Just as importantly, the clock “stops” when the issue is resolved. If a ticketing system is used to report the failure, the same system should be used to report resolution. If your enterprise is not deliberately measuring MTTR, you may not have a clear policy for reporting service recovery. The closing of tickets may be treated as an administrative step, with no urgency to report that the affected service(s) have been recovered. This may affect the accuracy of your MTTR reporting.
Your ITSM systems can be used to measure MTTR, but only if Operations staff are aware of the need. Most ticketing systems can be customized. You may prefer not to use ticket closure as the “clock-stopping” event for outage duration measurements. Look into adding a “time-resolved” field to your tickets.
Operations can use the ticket open time as the beginning of the outage, and the “time-resolved” value as the end time. Train the Operations teams to “stop the clock” on tickets as soon as service is restored. You can then accurately report on MTTR from your ITSM system.
How to improve MTTR
The first step in improving MTTR is to measure it, as discussed above. You’ll need a large enough dataset, including outages over time, to develop an accurate picture of your MTTR. If possible, automate the creation of tickets using an Application Performance Management (APM) system. If you don’t use a ticketing system, log the outage as an alert. Operations teams should work each outage problem to resolution, then record a “clock-stopping” event to be used for reporting purposes.

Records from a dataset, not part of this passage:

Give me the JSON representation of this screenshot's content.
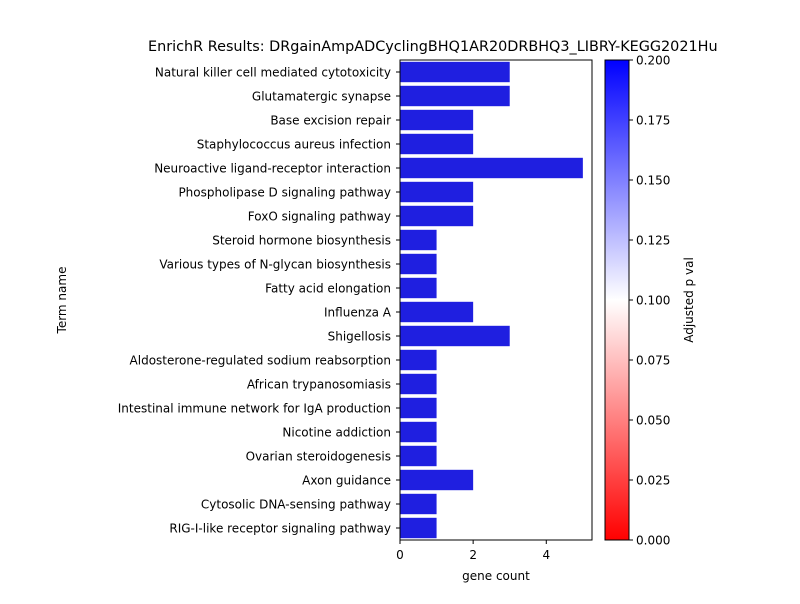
{
  "chart_data": {
    "type": "bar",
    "orientation": "horizontal",
    "title": "EnrichR Results: DRgainAmpADCyclingBHQ1AR20DRBHQ3_LIBRY-KEGG2021Hu",
    "xlabel": "gene count",
    "ylabel": "Term name",
    "xlim": [
      0,
      5.25
    ],
    "xticks": [
      0,
      2,
      4
    ],
    "grid": false,
    "legend": "none",
    "categories": [
      "Natural killer cell mediated cytotoxicity",
      "Glutamatergic synapse",
      "Base excision repair",
      "Staphylococcus aureus infection",
      "Neuroactive ligand-receptor interaction",
      "Phospholipase D signaling pathway",
      "FoxO signaling pathway",
      "Steroid hormone biosynthesis",
      "Various types of N-glycan biosynthesis",
      "Fatty acid elongation",
      "Influenza A",
      "Shigellosis",
      "Aldosterone-regulated sodium reabsorption",
      "African trypanosomiasis",
      "Intestinal immune network for IgA production",
      "Nicotine addiction",
      "Ovarian steroidogenesis",
      "Axon guidance",
      "Cytosolic DNA-sensing pathway",
      "RIG-I-like receptor signaling pathway"
    ],
    "values": [
      3,
      3,
      2,
      2,
      5,
      2,
      2,
      1,
      1,
      1,
      2,
      3,
      1,
      1,
      1,
      1,
      1,
      2,
      1,
      1
    ],
    "bar_color": "#1f1fe0",
    "colorbar": {
      "label": "Adjusted p val",
      "range": [
        0,
        0.2
      ],
      "ticks": [
        "0.000",
        "0.025",
        "0.050",
        "0.075",
        "0.100",
        "0.125",
        "0.150",
        "0.175",
        "0.200"
      ],
      "colors": [
        "#ff0000",
        "#ffffff",
        "#0000ff"
      ]
    }
  }
}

An APM tool can help by measuring the extent and location of production related outages. Raygun, for example, detects and diagnoses problems in pre and post-production environments, so software teams don’t fall victim to performance issues affecting revenue.

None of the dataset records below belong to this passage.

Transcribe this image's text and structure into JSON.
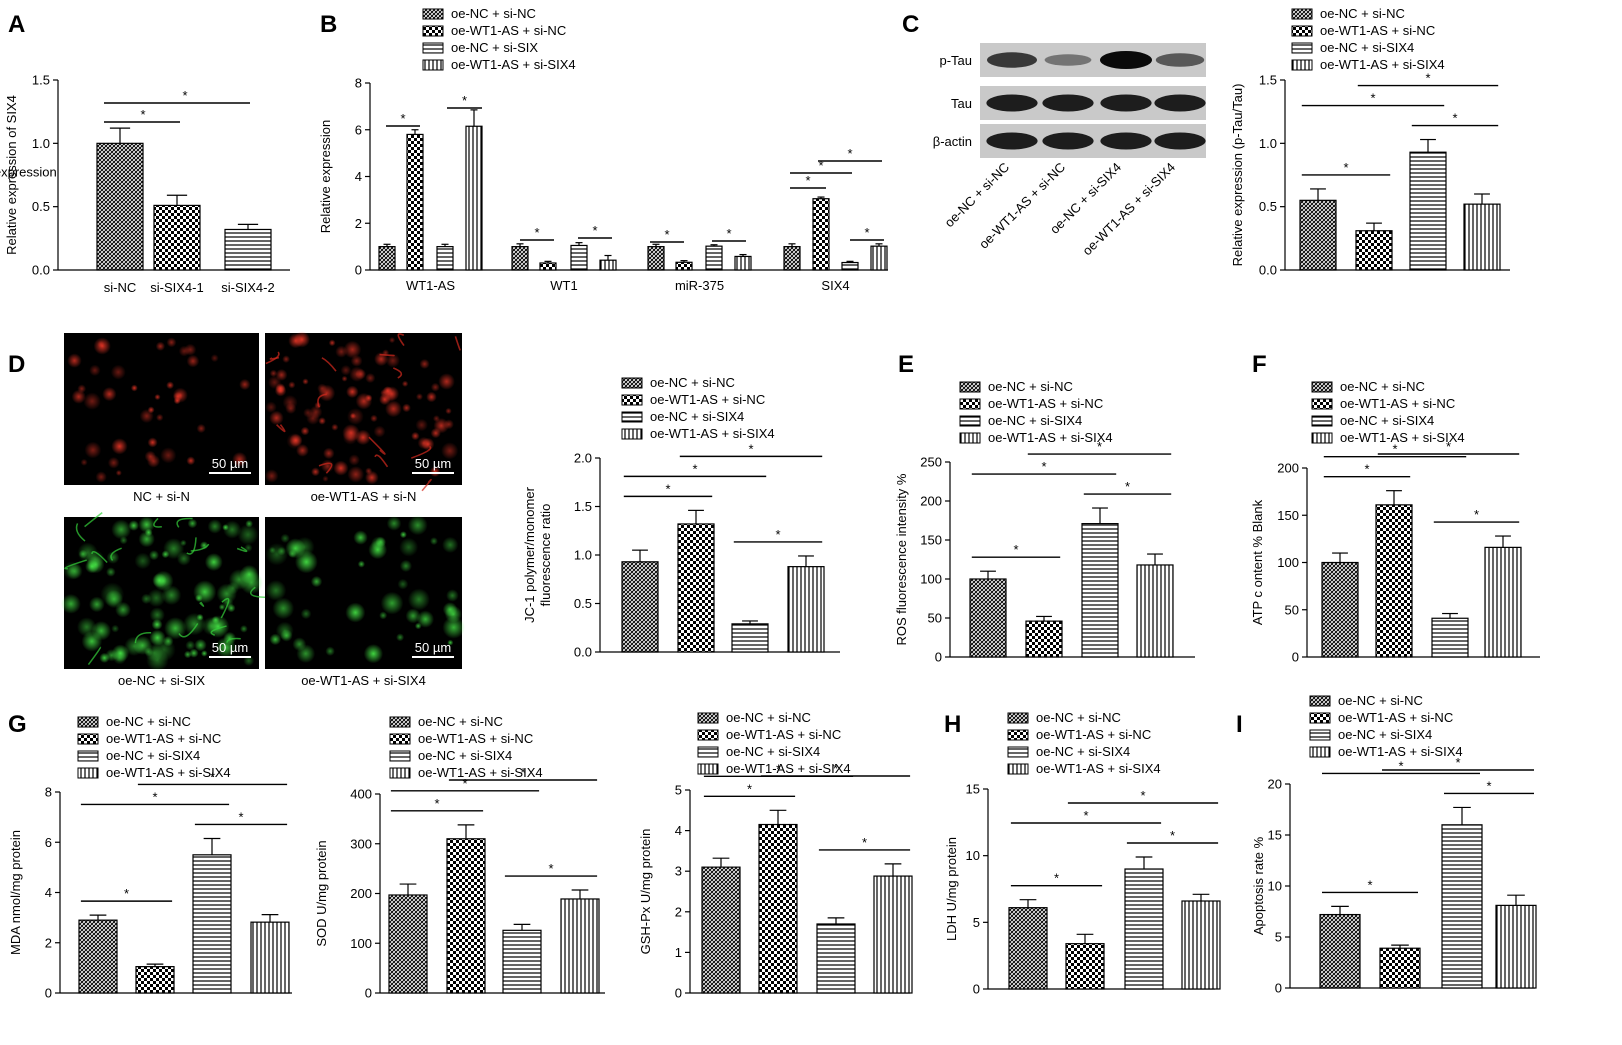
{
  "colors": {
    "ink": "#000000",
    "bar_fill": "#ffffff",
    "micrograph_bg": "#000000",
    "jc1_red": "#d42a1e",
    "jc1_green": "#35d23a"
  },
  "legend_default": [
    "oe-NC + si-NC",
    "oe-WT1-AS + si-NC",
    "oe-NC + si-SIX4",
    "oe-WT1-AS + si-SIX4"
  ],
  "chart_data": [
    {
      "panel": "A",
      "type": "bar",
      "ylabel": "Relative expression of SIX4",
      "ylim": [
        0,
        1.5
      ],
      "yticks": [
        "0.0",
        "0.5",
        "1.0",
        "1.5"
      ],
      "categories": [
        "si-NC",
        "si-SIX4-1",
        "si-SIX4-2"
      ],
      "values": [
        1.0,
        0.51,
        0.32
      ],
      "errors": [
        0.12,
        0.08,
        0.04
      ],
      "star_pairs": [
        [
          0,
          1
        ],
        [
          0,
          2
        ]
      ]
    },
    {
      "panel": "B",
      "type": "bar",
      "ylabel": "Relative expression",
      "ylim": [
        0,
        8
      ],
      "yticks": [
        "0",
        "2",
        "4",
        "6",
        "8"
      ],
      "categories": [
        "WT1-AS",
        "WT1",
        "miR-375",
        "SIX4"
      ],
      "legend": [
        "oe-NC + si-NC",
        "oe-WT1-AS + si-NC",
        "oe-NC + si-SIX",
        "oe-WT1-AS + si-SIX4"
      ],
      "series": [
        {
          "name": "oe-NC + si-NC",
          "values": [
            1.0,
            1.0,
            1.0,
            1.0
          ],
          "errors": [
            0.1,
            0.12,
            0.1,
            0.12
          ]
        },
        {
          "name": "oe-WT1-AS + si-NC",
          "values": [
            5.8,
            0.3,
            0.33,
            3.05
          ],
          "errors": [
            0.2,
            0.07,
            0.07,
            0.07
          ]
        },
        {
          "name": "oe-NC + si-SIX",
          "values": [
            1.0,
            1.05,
            1.02,
            0.32
          ],
          "errors": [
            0.1,
            0.12,
            0.06,
            0.05
          ]
        },
        {
          "name": "oe-WT1-AS + si-SIX4",
          "values": [
            6.15,
            0.42,
            0.58,
            1.02
          ],
          "errors": [
            0.7,
            0.2,
            0.08,
            0.1
          ]
        }
      ]
    },
    {
      "panel": "C",
      "type": "bar",
      "ylabel": "Relative expression (p-Tau/Tau)",
      "ylim": [
        0,
        1.5
      ],
      "yticks": [
        "0.0",
        "0.5",
        "1.0",
        "1.5"
      ],
      "values": [
        0.55,
        0.31,
        0.93,
        0.52
      ],
      "errors": [
        0.09,
        0.06,
        0.1,
        0.08
      ],
      "star_pairs": [
        [
          0,
          1
        ],
        [
          0,
          2
        ],
        [
          2,
          3
        ],
        [
          1,
          3
        ]
      ]
    },
    {
      "panel": "D",
      "type": "bar",
      "ylabel": [
        "JC-1 polymer/monomer",
        "fluorescence ratio"
      ],
      "ylim": [
        0,
        2.0
      ],
      "yticks": [
        "0.0",
        "0.5",
        "1.0",
        "1.5",
        "2.0"
      ],
      "values": [
        0.93,
        1.32,
        0.29,
        0.88
      ],
      "errors": [
        0.12,
        0.14,
        0.03,
        0.11
      ],
      "star_pairs": [
        [
          0,
          1
        ],
        [
          0,
          2
        ],
        [
          1,
          3
        ],
        [
          2,
          3
        ]
      ]
    },
    {
      "panel": "E",
      "type": "bar",
      "ylabel": "ROS fluorescence intensity %",
      "ylim": [
        0,
        250
      ],
      "yticks": [
        "0",
        "50",
        "100",
        "150",
        "200",
        "250"
      ],
      "values": [
        100,
        46,
        171,
        118
      ],
      "errors": [
        10,
        6,
        20,
        14
      ],
      "star_pairs": [
        [
          0,
          1
        ],
        [
          0,
          2
        ],
        [
          2,
          3
        ],
        [
          1,
          3
        ]
      ]
    },
    {
      "panel": "F",
      "type": "bar",
      "ylabel": "ATP c ontent % Blank",
      "ylim": [
        0,
        200
      ],
      "yticks": [
        "0",
        "50",
        "100",
        "150",
        "200"
      ],
      "values": [
        100,
        161,
        41,
        116
      ],
      "errors": [
        10,
        15,
        5,
        12
      ],
      "star_pairs": [
        [
          0,
          1
        ],
        [
          0,
          2
        ],
        [
          1,
          3
        ],
        [
          2,
          3
        ]
      ]
    },
    {
      "panel": "G",
      "type": "bar",
      "ylabel": "MDA nmol/mg protein",
      "ylim": [
        0,
        8
      ],
      "yticks": [
        "0",
        "2",
        "4",
        "6",
        "8"
      ],
      "values": [
        2.9,
        1.05,
        5.5,
        2.82
      ],
      "errors": [
        0.2,
        0.1,
        0.65,
        0.3
      ],
      "star_pairs": [
        [
          0,
          1
        ],
        [
          0,
          2
        ],
        [
          2,
          3
        ],
        [
          1,
          3
        ]
      ]
    },
    {
      "panel": "G2",
      "type": "bar",
      "ylabel": "SOD U/mg protein",
      "ylim": [
        0,
        400
      ],
      "yticks": [
        "0",
        "100",
        "200",
        "300",
        "400"
      ],
      "values": [
        197,
        310,
        126,
        189
      ],
      "errors": [
        22,
        28,
        12,
        18
      ],
      "star_pairs": [
        [
          0,
          1
        ],
        [
          0,
          2
        ],
        [
          1,
          3
        ],
        [
          2,
          3
        ]
      ]
    },
    {
      "panel": "G3",
      "type": "bar",
      "ylabel": "GSH-Px U/mg protein",
      "ylim": [
        0,
        5
      ],
      "yticks": [
        "0",
        "1",
        "2",
        "3",
        "4",
        "5"
      ],
      "values": [
        3.1,
        4.15,
        1.7,
        2.88
      ],
      "errors": [
        0.22,
        0.35,
        0.15,
        0.3
      ],
      "star_pairs": [
        [
          0,
          1
        ],
        [
          0,
          2
        ],
        [
          1,
          3
        ],
        [
          2,
          3
        ]
      ]
    },
    {
      "panel": "H",
      "type": "bar",
      "ylabel": "LDH U/mg protein",
      "ylim": [
        0,
        15
      ],
      "yticks": [
        "0",
        "5",
        "10",
        "15"
      ],
      "values": [
        6.1,
        3.4,
        9.0,
        6.6
      ],
      "errors": [
        0.6,
        0.7,
        0.9,
        0.5
      ],
      "star_pairs": [
        [
          0,
          1
        ],
        [
          0,
          2
        ],
        [
          1,
          3
        ],
        [
          2,
          3
        ]
      ]
    },
    {
      "panel": "I",
      "type": "bar",
      "ylabel": "Apoptosis rate %",
      "ylim": [
        0,
        20
      ],
      "yticks": [
        "0",
        "5",
        "10",
        "15",
        "20"
      ],
      "values": [
        7.2,
        3.9,
        16.0,
        8.1
      ],
      "errors": [
        0.8,
        0.3,
        1.7,
        1.0
      ],
      "star_pairs": [
        [
          0,
          1
        ],
        [
          0,
          2
        ],
        [
          2,
          3
        ],
        [
          1,
          3
        ]
      ]
    }
  ],
  "western_blot": {
    "rows": [
      "p-Tau",
      "Tau",
      "β-actin"
    ],
    "lanes": [
      "oe-NC + si-NC",
      "oe-WT1-AS + si-NC",
      "oe-NC + si-SIX4",
      "oe-WT1-AS + si-SIX4"
    ],
    "band_intensity": [
      [
        0.75,
        0.35,
        1.0,
        0.55
      ],
      [
        0.9,
        0.9,
        0.9,
        0.9
      ],
      [
        0.9,
        0.9,
        0.9,
        0.9
      ]
    ]
  },
  "micrographs": {
    "captions": [
      "NC + si-N",
      "oe-WT1-AS + si-N",
      "oe-NC + si-SIX",
      "oe-WT1-AS + si-SIX4"
    ],
    "scale": "50 µm"
  },
  "panel_labels": [
    "A",
    "B",
    "C",
    "D",
    "E",
    "F",
    "G",
    "H",
    "I"
  ],
  "star": "*"
}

Your first clear MTTR measurement over time is a baseline. The best way to improve overall MTTR is one outage at a time. Each outage is an individual event. However, there may be common root causes. Perform a blameless postmortem for every outage. The purpose of the postmortem is to document the event, the details surrounding it, and the steps used to resolve it.

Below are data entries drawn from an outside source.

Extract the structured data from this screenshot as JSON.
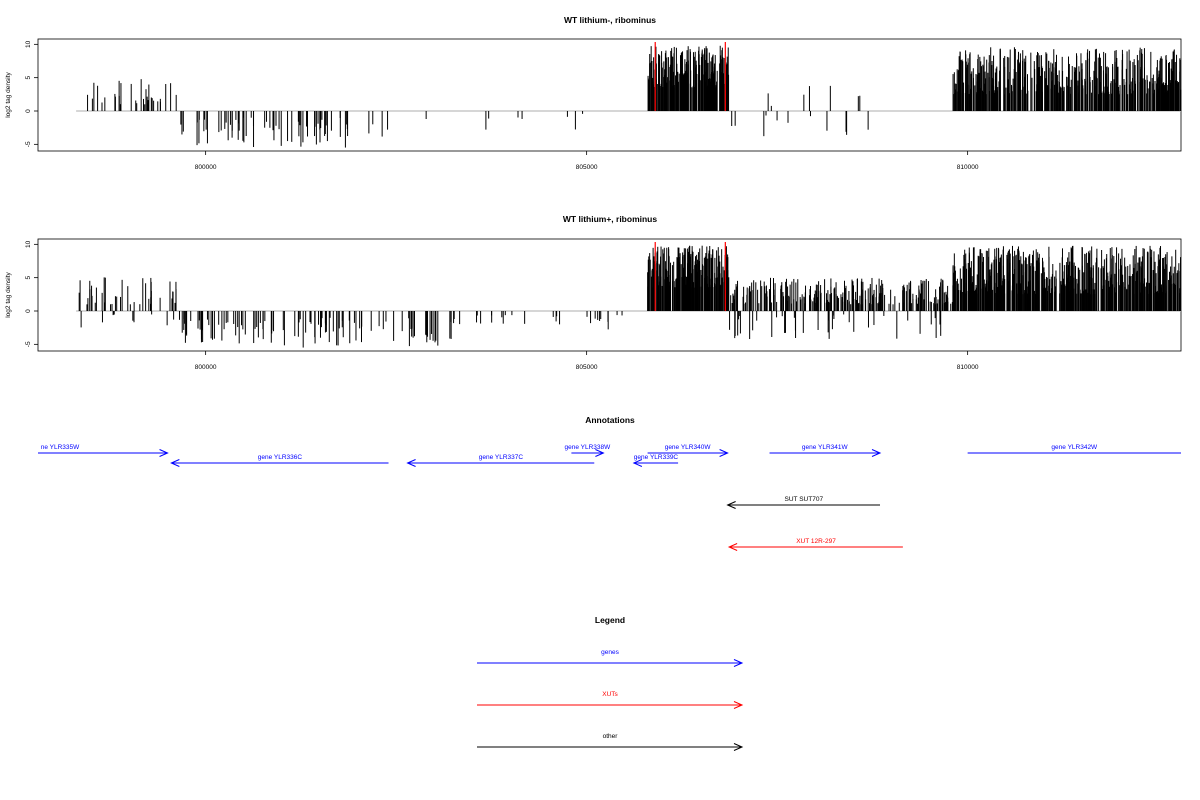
{
  "chart_data": [
    {
      "type": "bar",
      "title": "WT lithium-, ribominus",
      "ylabel": "log2 tag density",
      "xlim": [
        797800,
        812800
      ],
      "ylim": [
        -6,
        10.8
      ],
      "x_ticks": [
        "800000",
        "805000",
        "810000"
      ],
      "y_ticks": [
        "-5",
        "0",
        "5",
        "10"
      ],
      "grid": false,
      "regions": [
        {
          "x_start": 798300,
          "x_end": 799650,
          "min": 1.0,
          "max": 4.8,
          "sign": "plus",
          "bars": 32
        },
        {
          "x_start": 799650,
          "x_end": 802400,
          "min": -5.5,
          "max": -1.0,
          "sign": "minus",
          "bars": 70
        },
        {
          "x_start": 802800,
          "x_end": 805000,
          "min": -3.0,
          "max": -0.4,
          "sign": "minus",
          "bars": 8
        },
        {
          "x_start": 805800,
          "x_end": 806870,
          "min": 3.5,
          "max": 9.8,
          "sign": "plus",
          "bars": 220
        },
        {
          "x_start": 806900,
          "x_end": 808800,
          "min": -3.8,
          "max": 3.5,
          "sign": "mixed",
          "bars": 18
        },
        {
          "x_start": 809800,
          "x_end": 812800,
          "min": 2.5,
          "max": 9.6,
          "sign": "plus",
          "bars": 460
        }
      ],
      "markers": [
        805900,
        806820
      ]
    },
    {
      "type": "bar",
      "title": "WT lithium+, ribominus",
      "ylabel": "log2 tag density",
      "xlim": [
        797800,
        812800
      ],
      "ylim": [
        -6,
        10.8
      ],
      "x_ticks": [
        "800000",
        "805000",
        "810000"
      ],
      "y_ticks": [
        "-5",
        "0",
        "5",
        "10"
      ],
      "grid": false,
      "regions": [
        {
          "x_start": 798300,
          "x_end": 799650,
          "min": 1.0,
          "max": 5.3,
          "sign": "plus",
          "bars": 40
        },
        {
          "x_start": 798300,
          "x_end": 799650,
          "min": -2.5,
          "max": -0.5,
          "sign": "minus",
          "bars": 10
        },
        {
          "x_start": 799650,
          "x_end": 803300,
          "min": -5.5,
          "max": -1.0,
          "sign": "minus",
          "bars": 110
        },
        {
          "x_start": 803300,
          "x_end": 805700,
          "min": -3.2,
          "max": -0.5,
          "sign": "minus",
          "bars": 25
        },
        {
          "x_start": 805800,
          "x_end": 806870,
          "min": 3.5,
          "max": 9.8,
          "sign": "plus",
          "bars": 220
        },
        {
          "x_start": 806870,
          "x_end": 809800,
          "min": 1.0,
          "max": 5.0,
          "sign": "plus",
          "bars": 260
        },
        {
          "x_start": 806870,
          "x_end": 809800,
          "min": -4.5,
          "max": -0.5,
          "sign": "minus",
          "bars": 40
        },
        {
          "x_start": 809800,
          "x_end": 812800,
          "min": 2.5,
          "max": 9.8,
          "sign": "plus",
          "bars": 520
        }
      ],
      "markers": [
        805900,
        806820
      ]
    }
  ],
  "annotations": {
    "title": "Annotations",
    "features": [
      {
        "label": "ne YLR335W",
        "x_start": 797800,
        "x_end": 799500,
        "dir": "right",
        "type": "genes"
      },
      {
        "label": "gene YLR336C",
        "x_start": 799550,
        "x_end": 802400,
        "dir": "left",
        "type": "genes"
      },
      {
        "label": "gene YLR337C",
        "x_start": 802650,
        "x_end": 805100,
        "dir": "left",
        "type": "genes"
      },
      {
        "label": "gene YLR338W",
        "x_start": 804800,
        "x_end": 805220,
        "dir": "right",
        "type": "genes"
      },
      {
        "label": "gene YLR340W",
        "x_start": 805800,
        "x_end": 806850,
        "dir": "right",
        "type": "genes"
      },
      {
        "label": "gene YLR339C",
        "x_start": 805620,
        "x_end": 806200,
        "dir": "left",
        "type": "genes"
      },
      {
        "label": "gene YLR341W",
        "x_start": 807400,
        "x_end": 808850,
        "dir": "right",
        "type": "genes"
      },
      {
        "label": "gene YLR342W",
        "x_start": 810000,
        "x_end": 812800,
        "dir": "none",
        "type": "genes"
      },
      {
        "label": "SUT SUT707",
        "x_start": 806850,
        "x_end": 808850,
        "dir": "left",
        "type": "other"
      },
      {
        "label": "XUT 12R-297",
        "x_start": 806870,
        "x_end": 809150,
        "dir": "left",
        "type": "XUTs"
      }
    ]
  },
  "legend": {
    "title": "Legend",
    "items": [
      {
        "label": "genes",
        "color": "#0000ff"
      },
      {
        "label": "XUTs",
        "color": "#ff0000"
      },
      {
        "label": "other",
        "color": "#000000"
      }
    ]
  },
  "colors": {
    "genes": "#0000ff",
    "XUTs": "#ff0000",
    "other": "#000000",
    "bars": "#000000",
    "markers": "#ff0000",
    "baseline": "#bebebe"
  }
}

Documenting outages will help Development and Operations (DevOps) teams understand what led to a particular outage. This may, with some engineering, help prevent the same type of outage in the future. At the minimum, it will help train teams to recognize the outage faster next time, thus reducing Mean Time to Recovery. Repeat that process for each outage, and MTTR should be reduced over time.
Use modern operational practices
It’s important to ensure that your Operations teams have the bandwidth to address problems as they occur. When Ops teams are overworked, they cannot respond quickly to critical alerts.
Google has developed an Operational practice called Site Reliability Engineering. SRE is, perhaps, the most concrete example of DevOps practice in the IT industry. It offers a variety of best practices in the field of Operations. These practices are useful in measuring and improving MTTR. They include postmortems and strongly-defined terms for availability and reliability. If your enterprise maintains mission-critical systems, you can almost certainly derive some useful practices from SRE.
It’s not possible to improve that which is not measured. Mean Time To Recovery measures the availability of systems, which in turn allows an enterprise to make availability commitments.
Those commitments, Service Level Agreements, may be made between internal teams, or with external clients. Measuring MTTR is the first step to improving it. Operational practices such as postmortems will help reduce individual outage recovery times, thus leading to lower MTTR overall.